MANOPPELLO. Il progetto del lotto 2 del raddoppio della linea ferroviaria Pescara-Roma, quello che interessa la tratta Manoppello-Scafa, arriva al giro di boa del Comitato Via regionale: la seduta è in programma giovedì alle ore 9.30. Oltre ai tecnici, in videocollegamento via Internet potranno partecipare anche i politici della giunta e del consiglio regionale. E, alla vigilia della riunione, il consigliere regionale Antonio Di Marco del Pd chiede lo stop agli espropri: «La verifica di ottemperanza sul lotto 2 arriva ora al Comitato Via, ma non tiene conto di situazioni e stralci concordati da Rfi con il territorio», denuncia il consigliere. «Questa velocizzazione», dice Di Marco, «s’ha da fare, anche se il progetto di raddoppio della ferrovia Roma-Pescara non ha avuto tutte le autorizzazioni necessarie; anche se nonostante siano già partiti gli espropri, il Comitato di coordinamento regionale per la Valutazione di impatto ambientale sarà chiamato a esprimersi sulla verifica di ottemperanza, ma su una stesura originaria del progetto, quella che non contempla i tanti stralci che Rfi ha dovuto concordare con il territorio sul fronte della viabilità per evitare ulteriori sventramenti, specie nel comune di Manoppello e in zona Brecciarola». Di Marco chiede un passo indietro: «Una seduta che dovrà essere integrata o rifatta, visto il caos della situazione, ma che serve a mandare avanti un appalto destinato ad andare a singhiozzo per le tante lacune e per ostacoli ambientali non facilmente superabili. Per questa ragione, penso che si debba fare uno stop, così come chiedono i cittadini con il comitato Comferr: non procedere agli espropri prima di avere un quadro chiaro su ciò che si può fare e cosa no, su come e fin dove si può andare avanti e sulle coperture di un’opera che, oltre che costosa, potrebbe finire col diventare inutile per via dei ritardi e degli ostacoli che il cantiere accumulerà di tratta in tratta».

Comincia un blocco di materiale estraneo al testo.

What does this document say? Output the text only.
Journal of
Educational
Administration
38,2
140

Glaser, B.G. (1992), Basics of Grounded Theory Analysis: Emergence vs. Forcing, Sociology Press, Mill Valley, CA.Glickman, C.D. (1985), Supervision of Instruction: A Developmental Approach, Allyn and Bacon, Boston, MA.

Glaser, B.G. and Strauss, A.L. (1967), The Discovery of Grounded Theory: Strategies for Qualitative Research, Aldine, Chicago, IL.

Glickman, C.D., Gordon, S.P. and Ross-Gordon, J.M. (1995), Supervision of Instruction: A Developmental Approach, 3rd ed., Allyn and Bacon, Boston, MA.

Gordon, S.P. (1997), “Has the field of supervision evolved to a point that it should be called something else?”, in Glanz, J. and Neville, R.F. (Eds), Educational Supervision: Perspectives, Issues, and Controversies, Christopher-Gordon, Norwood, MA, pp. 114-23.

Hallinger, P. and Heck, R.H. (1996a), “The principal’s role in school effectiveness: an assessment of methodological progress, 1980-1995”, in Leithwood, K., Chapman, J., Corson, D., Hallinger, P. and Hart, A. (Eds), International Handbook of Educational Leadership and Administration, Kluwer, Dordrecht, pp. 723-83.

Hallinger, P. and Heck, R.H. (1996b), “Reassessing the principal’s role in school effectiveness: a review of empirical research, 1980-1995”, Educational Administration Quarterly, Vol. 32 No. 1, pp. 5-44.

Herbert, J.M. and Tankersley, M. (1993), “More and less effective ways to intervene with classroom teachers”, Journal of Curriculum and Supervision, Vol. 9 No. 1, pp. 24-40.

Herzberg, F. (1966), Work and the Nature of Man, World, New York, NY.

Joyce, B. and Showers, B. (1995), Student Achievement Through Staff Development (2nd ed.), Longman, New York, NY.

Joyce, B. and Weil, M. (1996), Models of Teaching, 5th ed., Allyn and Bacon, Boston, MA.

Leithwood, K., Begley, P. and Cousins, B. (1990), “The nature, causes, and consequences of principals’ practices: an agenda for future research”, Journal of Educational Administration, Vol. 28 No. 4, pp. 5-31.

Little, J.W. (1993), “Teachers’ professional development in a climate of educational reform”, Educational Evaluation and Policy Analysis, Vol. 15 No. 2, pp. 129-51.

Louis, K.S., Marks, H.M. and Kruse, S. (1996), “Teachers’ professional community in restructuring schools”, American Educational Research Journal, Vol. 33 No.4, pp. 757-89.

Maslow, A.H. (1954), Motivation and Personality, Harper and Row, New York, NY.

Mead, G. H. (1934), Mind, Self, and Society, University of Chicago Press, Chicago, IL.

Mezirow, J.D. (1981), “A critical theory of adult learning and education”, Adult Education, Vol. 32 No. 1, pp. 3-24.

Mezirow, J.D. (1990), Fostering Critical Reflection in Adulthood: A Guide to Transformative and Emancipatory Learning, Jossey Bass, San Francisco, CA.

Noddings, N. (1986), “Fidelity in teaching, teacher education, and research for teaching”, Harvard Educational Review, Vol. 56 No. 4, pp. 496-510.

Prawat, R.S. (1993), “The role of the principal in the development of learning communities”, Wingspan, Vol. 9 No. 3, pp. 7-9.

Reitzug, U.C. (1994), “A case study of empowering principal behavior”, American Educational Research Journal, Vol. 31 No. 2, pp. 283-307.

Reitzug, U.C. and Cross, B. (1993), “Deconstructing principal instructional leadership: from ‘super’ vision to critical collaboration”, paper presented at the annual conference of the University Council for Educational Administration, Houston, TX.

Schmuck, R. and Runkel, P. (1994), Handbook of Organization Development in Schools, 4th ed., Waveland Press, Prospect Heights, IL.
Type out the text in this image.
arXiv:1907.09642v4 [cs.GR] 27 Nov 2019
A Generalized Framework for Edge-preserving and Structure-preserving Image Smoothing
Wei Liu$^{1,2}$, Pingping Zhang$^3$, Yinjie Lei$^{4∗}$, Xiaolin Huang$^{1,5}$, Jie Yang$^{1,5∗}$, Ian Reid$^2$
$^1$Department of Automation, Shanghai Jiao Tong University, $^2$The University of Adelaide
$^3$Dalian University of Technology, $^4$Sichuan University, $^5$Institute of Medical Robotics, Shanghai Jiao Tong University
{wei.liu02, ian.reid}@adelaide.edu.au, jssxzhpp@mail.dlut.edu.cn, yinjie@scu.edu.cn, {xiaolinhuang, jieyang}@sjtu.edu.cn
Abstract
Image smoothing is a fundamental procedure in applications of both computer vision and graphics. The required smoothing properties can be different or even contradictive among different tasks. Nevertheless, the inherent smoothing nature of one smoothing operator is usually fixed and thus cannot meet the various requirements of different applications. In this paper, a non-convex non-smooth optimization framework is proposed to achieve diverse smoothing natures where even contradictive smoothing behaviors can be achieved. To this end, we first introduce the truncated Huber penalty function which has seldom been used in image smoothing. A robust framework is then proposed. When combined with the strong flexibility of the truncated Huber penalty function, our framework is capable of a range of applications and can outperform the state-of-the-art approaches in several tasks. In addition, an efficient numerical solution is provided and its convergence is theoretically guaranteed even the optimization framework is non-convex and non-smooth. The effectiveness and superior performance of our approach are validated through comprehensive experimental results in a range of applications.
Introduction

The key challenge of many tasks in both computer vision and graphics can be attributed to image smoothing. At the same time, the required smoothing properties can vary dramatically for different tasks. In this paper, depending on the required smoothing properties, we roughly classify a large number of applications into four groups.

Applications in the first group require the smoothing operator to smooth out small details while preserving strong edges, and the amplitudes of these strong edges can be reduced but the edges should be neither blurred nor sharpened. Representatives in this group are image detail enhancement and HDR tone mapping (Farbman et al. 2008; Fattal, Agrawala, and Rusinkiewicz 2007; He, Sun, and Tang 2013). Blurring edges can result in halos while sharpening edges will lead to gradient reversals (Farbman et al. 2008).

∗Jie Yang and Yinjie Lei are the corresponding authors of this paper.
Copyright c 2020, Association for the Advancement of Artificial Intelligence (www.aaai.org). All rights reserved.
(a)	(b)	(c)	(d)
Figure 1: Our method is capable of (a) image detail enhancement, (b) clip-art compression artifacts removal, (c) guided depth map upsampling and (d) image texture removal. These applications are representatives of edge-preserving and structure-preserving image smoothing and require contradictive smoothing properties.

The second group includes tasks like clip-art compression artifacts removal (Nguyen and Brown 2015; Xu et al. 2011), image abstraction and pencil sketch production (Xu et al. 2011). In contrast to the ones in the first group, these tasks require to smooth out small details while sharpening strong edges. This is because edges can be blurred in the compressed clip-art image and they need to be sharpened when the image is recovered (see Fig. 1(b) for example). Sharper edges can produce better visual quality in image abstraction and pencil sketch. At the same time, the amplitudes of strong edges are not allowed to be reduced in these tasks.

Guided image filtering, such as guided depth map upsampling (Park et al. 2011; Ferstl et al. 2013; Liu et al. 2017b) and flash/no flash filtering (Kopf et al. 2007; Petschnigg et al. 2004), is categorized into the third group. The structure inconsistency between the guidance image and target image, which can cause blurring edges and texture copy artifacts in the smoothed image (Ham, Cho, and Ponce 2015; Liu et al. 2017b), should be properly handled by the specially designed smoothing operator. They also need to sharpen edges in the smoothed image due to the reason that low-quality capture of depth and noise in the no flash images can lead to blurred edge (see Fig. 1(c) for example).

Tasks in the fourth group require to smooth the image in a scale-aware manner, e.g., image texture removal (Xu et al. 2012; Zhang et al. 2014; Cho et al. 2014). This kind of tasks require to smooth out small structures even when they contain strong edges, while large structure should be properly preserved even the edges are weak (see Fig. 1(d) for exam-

Il raddoppio della Pescara-Roma è una grande opera che si propone di diminuire i tempi di percorrenza da 3 ore e 40 minuti di oggi a circa due ore e mezza a fronte di un investimento di 16 miliardi di euro. Ma è un’opera a ostacoli, avverte Di Marco: «Dopo il parere sul primo lotto, che aveva lasciato in sospeso alcune cose rilevate come non fatte, perché non ottemperanti, al Comitato Via arriverà qualcosa che non rispecchia la realtà e genererà ulteriori disagi. Una confusione immane si sta creando sugli espropri, sui progetti approvati inizialmente, stralciati in parte in corso d’opera, con un progetto esecutivo fatto solo sulle aree prese in consegna, dunque senza le demolizioni da fare e le viabilità alternative. In pratica si inizia un’opera su carte superate e senza sapere come va a finire il resto». Il consigliere punta il dito: «Che futuro avranno il sottopasso di Manoppello e gli altri aggiustamenti viari che il Comune aveva concordato con Rfi, soggetto proponente, che però negli incontri recenti con i cittadini parla come se tali intese non ci fossero mai state?». E Di Marco parla anche del lotto successivo, tra Scafa e Pratola Peligno con il progetto di scavare due gallerie nel Morrone per oltre 11 chilometri mettendo a rischio le sorgenti del Giardino: «Che accadrà, alla luce dei rilievi sollevati dai gestori del sistema idrico integrato, con la perforazione del Morrone che interessa vari tratti della linea ed è un bene collettivo di primaria importanza per l’acqua? Perforazione che manderà in crisi idrica perenne i territori di Pescara e Chieti. Tantissimi di questi dubbi», conclude Di Marco, «non sorgerebbero nemmeno, se passasse la fattibilità di una variante che porta i 13 chilometri di tracciato critico fuori dal sedime urbanizzato. Ma Rfi e Regione non vogliono considerare tale ipotesi che genera anche risparmi». (p.l.)